The bill was introduced by Senators Charles Grassley (R-Iowa) and Al Franken (D-Minn.) in October and cleared the Senate easily before being signed into law by President Trump. The new law is a step in the right direction for financially troubled farmers.
What is the new law?
The Family Farmer Bankruptcy Clarification Act of 2017 is designed to protect family farmers who are going through bankruptcy from excessive capital gains tax on the sale of their land.
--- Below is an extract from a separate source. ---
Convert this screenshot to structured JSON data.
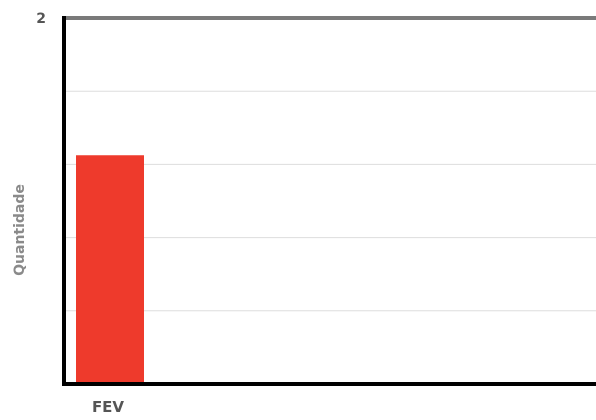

If at first you don’t succeed…
The bill was not approved the first time around. Or the second, or the third. Grassley and Franken had introduced the bill to the Senate in 2012, 2013 and 2015, only to see it fail. This time, the legislators were able to rally enough bipartisan support to pass it in the Senate and be signed into official law.
What it does
Essentially, the law changes how farmers are affected by capital gains taxes. Capital gains taxes, or the taxes incurred by the sale of a capital asset, will now be treated as general unsecured claims that can be discharged at the end of a payment plan. Before, they were priority claims that had to be satisfied in full before creditors who were unsecured could receive payments. The taxes could often be so burdensome that many family farms were forced to shut down.
How it helps farmers
Under the new law, farmers are able to sell pieces of their land without being dragged down by hefty capital gains bills. This is particularly helpful for family farms that have declared Chapter 12 bankruptcy, as they can put more of the profit from sales toward salvaging their farms and paying their creditors, rather than losing it to capital gains payments.